Because we’re now working with real data, there may be some lines of missing data that need to be excluded. For example, tree building failed due to a lack of informative sites.

#define good rows as those withot any NA values
good_rows = which(is.na(apply(weights_NJ50,1,sum)) == F)
#retain only good rows in the weights and window data objects
weights_NJ50 <- weights_NJ50[good_rows,]
window_data_NJ50 = window_data_NJ50[good_rows,]

We then smooth the weightings as before, and then plot our smoothed inferred weightings, and below them the “true” weightings from the original simulation.

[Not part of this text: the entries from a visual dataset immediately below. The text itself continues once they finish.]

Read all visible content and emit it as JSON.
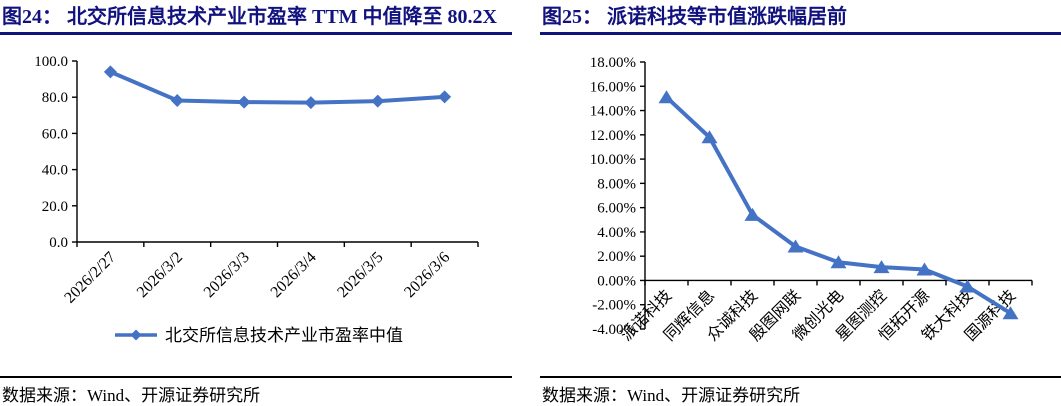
{
  "panels": [
    {
      "title": "图24： 北交所信息技术产业市盈率 TTM 中值降至 80.2X",
      "source": "数据来源：Wind、开源证券研究所"
    },
    {
      "title": "图25： 派诺科技等市值涨跌幅居前",
      "source": "数据来源：Wind、开源证券研究所"
    }
  ],
  "colors": {
    "series_blue": "#4472C4",
    "title_navy": "#12127e",
    "axis_black": "#000000"
  },
  "chart_data": [
    {
      "type": "line",
      "title": "北交所信息技术产业市盈率 TTM 中值降至 80.2X",
      "xlabel": "",
      "ylabel": "",
      "categories": [
        "2026/2/27",
        "2026/3/2",
        "2026/3/3",
        "2026/3/4",
        "2026/3/5",
        "2026/3/6"
      ],
      "series": [
        {
          "name": "北交所信息技术产业市盈率中值",
          "values": [
            94.0,
            78.2,
            77.3,
            77.0,
            77.8,
            80.2
          ]
        }
      ],
      "ylim": [
        0,
        100
      ],
      "ytick_step": 20,
      "ytick_format": "fixed1",
      "marker": "diamond",
      "line_color": "#4472C4",
      "grid": false,
      "legend_position": "bottom"
    },
    {
      "type": "line",
      "title": "派诺科技等市值涨跌幅居前",
      "xlabel": "",
      "ylabel": "",
      "categories": [
        "派诺科技",
        "同辉信息",
        "众诚科技",
        "殷图网联",
        "微创光电",
        "星图测控",
        "恒拓开源",
        "铁大科技",
        "国源科技"
      ],
      "series": [
        {
          "name": "",
          "values": [
            15.1,
            11.8,
            5.4,
            2.8,
            1.5,
            1.1,
            0.9,
            -0.5,
            -2.7
          ]
        }
      ],
      "ylim": [
        -4,
        18
      ],
      "ytick_step": 2,
      "ytick_format": "percent2",
      "marker": "triangle",
      "line_color": "#4472C4",
      "grid": false,
      "legend_position": "none"
    }
  ]
}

weights_NJ50_smooth = smooth.weights(window_positions=window_data_NJ50$mid, weights_dataframe = weights_NJ50,
span = 0.05, window_sites=window_data_NJ50$sites)
par(mfrow = c(2,1), mar = c(3,3,1,1))
plot.weights(weights_dataframe=weights_NJ50_smooth, positions=window_data_NJ50$mid,
  line_cols=NA, fill_cols=cols, xlim =c(0,500000),stacked=TRUE)
plot.weights(weights_dataframe=weights_smooth, positions=window_data$mid,
  line_cols=NA, fill_cols=cols, xlim =c(0,500000),stacked=TRUE)

In your own time:

What effect does changing the window size have on inference? Can you explain this behaviour in terms of the tradeoff between power and resolution?
Can you identify introgression between any other populations?